I have a Google Cloud Platform account with a Kubeflow Pipeline with 3 components.
I'm creating docker images for each component with cloudbuild and pushing those images to the container registry. However, when I try to run the pipeline, the Kubeflow interface shows this message:
This step is in Pending state with this message: ImagePullBackOff: Back-off pulling image "gcr.io"
Followed by this error:
This step is in Pending state with this message: ErrImagePull: rpc error: code = Unknown desc = Error response from daemon: pull access denied for gcr.io, repository does not exist or may require 'docker login': denied: requested access to the resource is denied
These are the configurations of cloudbuild to run the pipeline:
# Run Pipeline
- name: 'gcr.io/<PROJECT_ID>/kfp-util:latest'
entrypoint: 'python3'
args: ['pipelines/classification-pipeline/pipeline/pipeline.py',
'--conf_file','configurations/classification_pipeline_config.yml',
'--componentstore', 'pipelines/classification-pipeline/components',
'--operation', 'run_pipeline']
dir: 'implementation'
id: 'Run Pipeline'
waitFor: ['Create or update Pipeline']
env:
- 'KFP_CLIENT_HOST=${_KFP_CLIENT_HOST}'
- 'KFP_PIPELINE_NAME=${_KFP_PIPELINE_NAME}'
- 'PROJECT_ID=${_PROJECT_ID}'
images:
- 'gcr.io/${_PROJECT_ID}/preprocess_data:${_TAG}'
- 'gcr.io/${_PROJECT_ID}/train_model:${_TAG}'
- 'gcr.io/${_PROJECT_ID}/test_model:${_TAG}'
This is the build.py file:
import subprocess
import docker
import argparse
import yaml
# Get arguments
parser = argparse.ArgumentParser()
parser.add_argument("--config", help="Build Configuration Path")

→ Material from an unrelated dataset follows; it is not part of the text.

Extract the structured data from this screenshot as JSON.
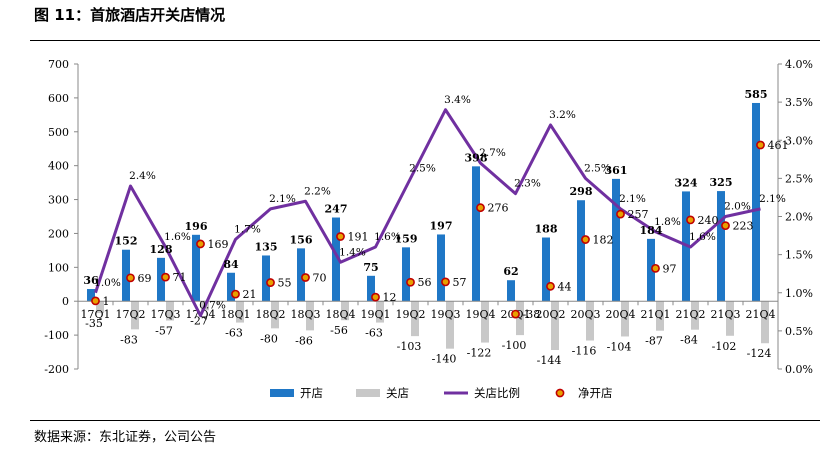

args = parser.parse_args()
with open(args.config, "r") as file:
config = yaml.load(file, Loader=yaml.FullLoader)
client = docker.from_env()
# Create the kfp-util docker container image
project = config['build']['project_id']
client.images.build(tag=str(f"gcr.io/{project}/kfp-util:latest"), path=".")
subprocess.run(f"gcloud docker -- push gcr.io/{project}/kfp-util:latest", shell=True, check=True)
# Set substitutions
substitutions = (
f"_PROJECT_ID={project}"
)
# Submit the build job
_cmd = f"gcloud builds submit --no-source --config {config['build']['cloudbuild']} --substitutions {substitutions}"
subprocess.run(_cmd, shell=True, check=True)
Any idea why this error is happening?
Thanks in advance!
the problem was in the image specified on the component.yaml of each pipeline component.
Instead of the whole path (gcr.io/<project_ID>/preprocess_data:<_tag>), I only had "gcr.io".
After this correction, the pipeline executed as expected.